Researchers create a new tool at the front line of pest control.
December 1, 2012

Professor Andy Suarez facilitated the creation of the Antkey website, pictured behind him, which makes ant identification easier for non-specialists. (Photo by L. Brian Stauffer)
Professor Andy Suarez facilitated the creation of the Antkey website, pictured behind him, which makes ant identification easier for non-specialists. (Photo by L. Brian Stauffer)

For most of us, ant control might be accomplished with the bottom of a shoe or maybe a few traps. Tasked with helping prevent infestations across an entire 2,000-mile national border, however, researchers at the U of I turned to the Internet.

They created Antkey, an interactive website that the U.S. Department of Agriculture can use to better inspect incoming traffic from Mexico for pests. The website includes more than 1,150 images and 70 video clips to identify invasive ant species.

The problem is big enough to give an entire economy ants in its pants. Roughly $1 billion in cross-border commerce takes place every day between the United States and Mexico. And as goods flow into the U.S., pests can hitch a ride, setting up house and threatening agriculture.

The U.S. Department of Agriculture inspects cross-border commerce for pests. If an ant infestation is detected, the current protocol calls for sending a sample to the U.S. Entomological Collection in Washington, D.C., where curators decide if the ants pose a threat.

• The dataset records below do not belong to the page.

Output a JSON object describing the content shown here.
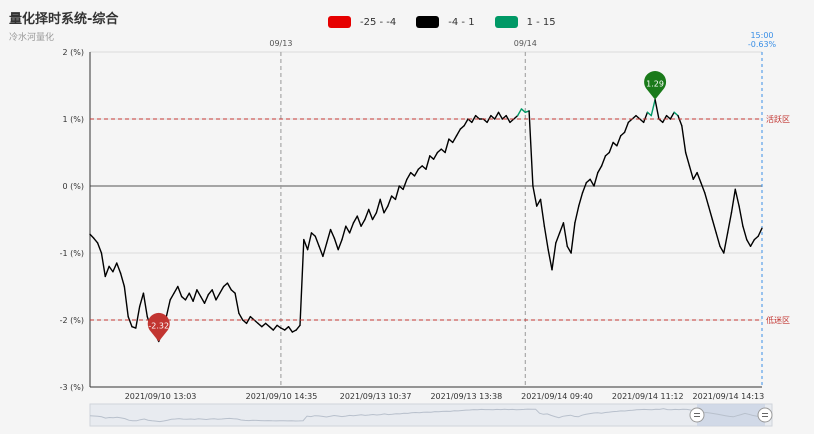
{
  "header": {
    "title": "量化择时系统-综合",
    "subtitle": "冷水河量化"
  },
  "colors": {
    "legend_red": "#e60000",
    "legend_black": "#000000",
    "legend_green": "#009966",
    "line_black": "#000000",
    "line_green": "#009966",
    "marker_min": "#c23531",
    "marker_max": "#1a7a1a",
    "threshold": "#c23531",
    "current": "#3a8fe6"
  },
  "legend": [
    {
      "label": "-25 - -4",
      "color": "#e60000"
    },
    {
      "label": "-4 - 1",
      "color": "#000000"
    },
    {
      "label": "1 - 15",
      "color": "#009966"
    }
  ],
  "chart_data": {
    "type": "line",
    "title": "量化择时系统-综合",
    "ylim": [
      -3,
      2
    ],
    "y_ticks": [
      "2 (%)",
      "1 (%)",
      "0 (%)",
      "-1 (%)",
      "-2 (%)",
      "-3 (%)"
    ],
    "x_tick_labels": [
      "2021/09/10 13:03",
      "2021/09/10 14:35",
      "2021/09/13 10:37",
      "2021/09/13 13:38",
      "2021/09/14 09:40",
      "2021/09/14 11:12",
      "2021/09/14 14:13"
    ],
    "day_dividers": [
      "09/13",
      "09/14"
    ],
    "current": {
      "time": "15:00",
      "value_label": "-0.63%"
    },
    "markLines": [
      {
        "value": 1,
        "label": "活跃区"
      },
      {
        "value": -2,
        "label": "低迷区"
      }
    ],
    "markers": [
      {
        "type": "min",
        "label": "-2.32",
        "value": -2.32
      },
      {
        "type": "max",
        "label": "1.29",
        "value": 1.29
      }
    ],
    "visual_map": [
      {
        "range": "-25 - -4",
        "color": "#e60000"
      },
      {
        "range": "-4 - 1",
        "color": "#000000"
      },
      {
        "range": "1 - 15",
        "color": "#009966"
      }
    ],
    "series": [
      {
        "values": [
          -0.72,
          -0.78,
          -0.85,
          -1.0,
          -1.35,
          -1.2,
          -1.28,
          -1.15,
          -1.3,
          -1.5,
          -1.95,
          -2.1,
          -2.12,
          -1.8,
          -1.6,
          -1.95,
          -2.12,
          -2.2,
          -2.32,
          -2.18,
          -1.95,
          -1.7,
          -1.6,
          -1.5,
          -1.65,
          -1.7,
          -1.6,
          -1.72,
          -1.55,
          -1.65,
          -1.75,
          -1.62,
          -1.55,
          -1.7,
          -1.6,
          -1.5,
          -1.45,
          -1.55,
          -1.6,
          -1.9,
          -2.0,
          -2.05,
          -1.95,
          -2.0,
          -2.05,
          -2.1,
          -2.05,
          -2.1,
          -2.15,
          -2.08,
          -2.12,
          -2.15,
          -2.1,
          -2.18,
          -2.15,
          -2.08,
          -0.8,
          -0.95,
          -0.7,
          -0.75,
          -0.9,
          -1.05,
          -0.85,
          -0.65,
          -0.78,
          -0.95,
          -0.8,
          -0.6,
          -0.7,
          -0.55,
          -0.45,
          -0.6,
          -0.5,
          -0.35,
          -0.5,
          -0.4,
          -0.2,
          -0.4,
          -0.3,
          -0.15,
          -0.2,
          0.0,
          -0.05,
          0.1,
          0.2,
          0.15,
          0.25,
          0.3,
          0.25,
          0.45,
          0.4,
          0.5,
          0.55,
          0.5,
          0.7,
          0.65,
          0.75,
          0.85,
          0.9,
          1.0,
          0.95,
          1.05,
          1.0,
          1.0,
          0.95,
          1.05,
          1.0,
          1.1,
          1.0,
          1.05,
          0.95,
          1.0,
          1.05,
          1.15,
          1.1,
          1.12,
          0.0,
          -0.3,
          -0.2,
          -0.6,
          -0.95,
          -1.25,
          -0.85,
          -0.7,
          -0.55,
          -0.9,
          -1.0,
          -0.55,
          -0.3,
          -0.1,
          0.05,
          0.1,
          0.0,
          0.2,
          0.3,
          0.45,
          0.5,
          0.65,
          0.6,
          0.75,
          0.8,
          0.95,
          1.0,
          1.05,
          1.0,
          0.95,
          1.1,
          1.05,
          1.29,
          1.0,
          0.95,
          1.05,
          1.0,
          1.1,
          1.05,
          0.9,
          0.5,
          0.3,
          0.1,
          0.2,
          0.05,
          -0.1,
          -0.3,
          -0.5,
          -0.7,
          -0.9,
          -1.0,
          -0.7,
          -0.4,
          -0.05,
          -0.3,
          -0.6,
          -0.8,
          -0.9,
          -0.8,
          -0.75,
          -0.63
        ]
      }
    ]
  }
}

The process takes time and costs money, however. That’s why Andy Suarez, a University of Illinois professor of entomology and of animal biology, developed Antkey with postdoctoral researcher Eli Sarnat. Their goal was to help non-specialists in quarantine and border facilities around the United States make the process of ant identification faster, more efficient, and more user friendly.

Antkey's distinctive photographs make it easy to identify an ant's most obvious features, like the mandibles of this Monomorium destructor. (Photo by Eli Sarnat)
Antkey's distinctive photographs make it easy to identify an ant's most obvious features, like the mandibles of this Monomorium destructor. (Photo by Eli Sarnat)

Typical taxonomic keys rely on identifiers and scientific jargon that may be hard for anyone except ant specialists to understand. However, Antkey uses a more interactive system called a “lucid key” to make the process easier.

“With a lucid key, you could put in two or three different descriptive pieces of information and then all of the species in the key that don’t match that description are removed and the key changes to show only what’s left,” Suarez says.

The key then asks specific questions that help users differentiate between the remaining species.

As researchers learn more about the invasive ant species becoming established in the U.S., the researchers anticipate that Antkey will continue to grow and make it even simpler for users to identify the ant invaders. That could even include you as you defend your kitchen floor.

“In the future, by incorporating more resources like video and pictures and making the key simpler, in theory, anyone who is an enthusiast or a concerned farmer or homeowner can actually figure out what all the ants that might be infesting their property are,” Suarez says.

Section 10201 of the 2008 Farm Bill and the Encyclopedia of Life Rubenstein Fellowship program supported this research.